German forces occupied Minsk, capital of the Belorussian Soviet Socialist Republic (SSR) in the Soviet Union, shortly after the German invasion of the Soviet Union in June 1941. During the German occupation, the western portion of the Belorussian SSR became General Commissariat White Russia (Generalkommissariat Weissruthenian), part of the Reich Commissariat Ostland (Reichskommissariat Ostland), with Minsk as its capital.


German soldiers parade three young people through Minsk before their execution. The placard reads: “We are partisans who shot at Germans soldiers.” Minsk, Soviet Union, October 26, 1941.
— US Holocaust Memorial Museum

In late July 1941, the Germans established a ghetto in the northwestern part of Minsk. About 80,000 people, including Jews from nearby towns, were crowded into the Minsk ghetto.

Between November 1941 and October 1942, the German government deported nearly 24,000 Jews from Germany, Austria, and the Protectorate of Bohemia and Moravia to Minsk. SS and police authorities shot or gassed-in special gas vans-most of them upon arrival in Maly Trostinets, a small village about eight miles to the east. The German occupation authorities housed the others in a separate section of the ghetto in Minsk, segregated from local Belorussian Jews. Little contact was permitted between residents of the two ghettos.

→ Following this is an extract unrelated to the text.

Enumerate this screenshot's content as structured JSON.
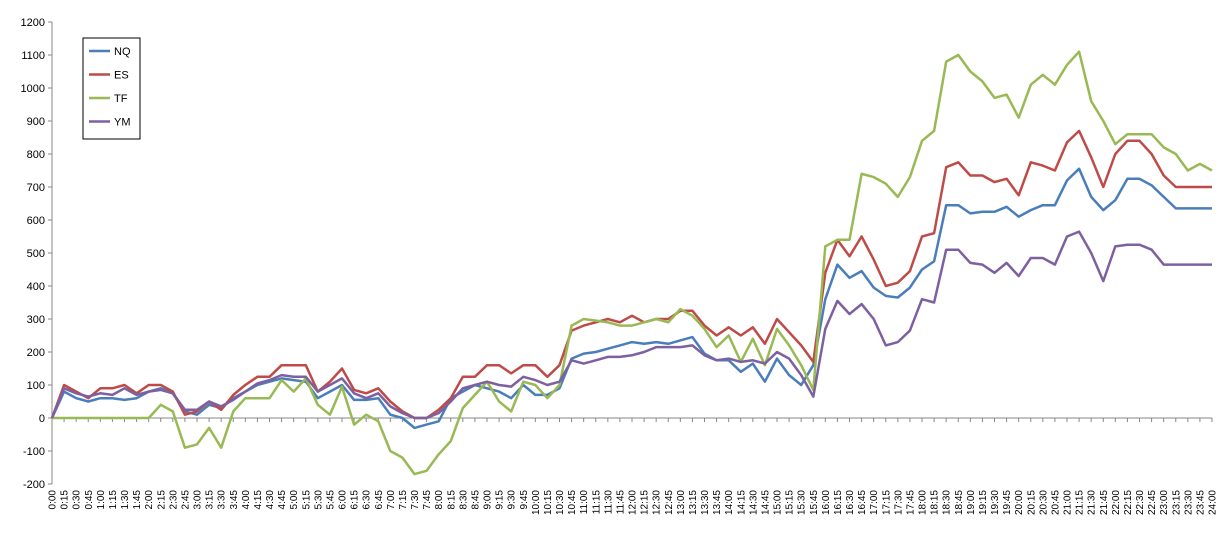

The German authorities forced Jews to work on labor projects in factories inside the two ghettos, as well as outside the ghettos, especially in the Shiroka Street labor camp and the opera house (where the occupation authorities supervised the sorting and storage of confiscated Jewish private property).

RESISTANCE IN MINSK

In August 1941, Jews established an anti-German underground in the Minsk ghetto. Members organized escapes from the ghetto and formed partisan units in the forests to the southeast and northwest of Minsk. Jews from Minsk established seven different partisan units. In all, about 10,000 Jews fled to the forests; most of them were killed by German forces during the war.

Beginning in August 1941, German authorities repeatedly conducted mass killing operations against the residents of the Minsk ghetto. In the fall of 1943, the Germans destroyed the Minsk ghetto. The SS deported some Jews to the Sobibor killing center, and killed about 4,000 remaining Jews at Maly Trostinets.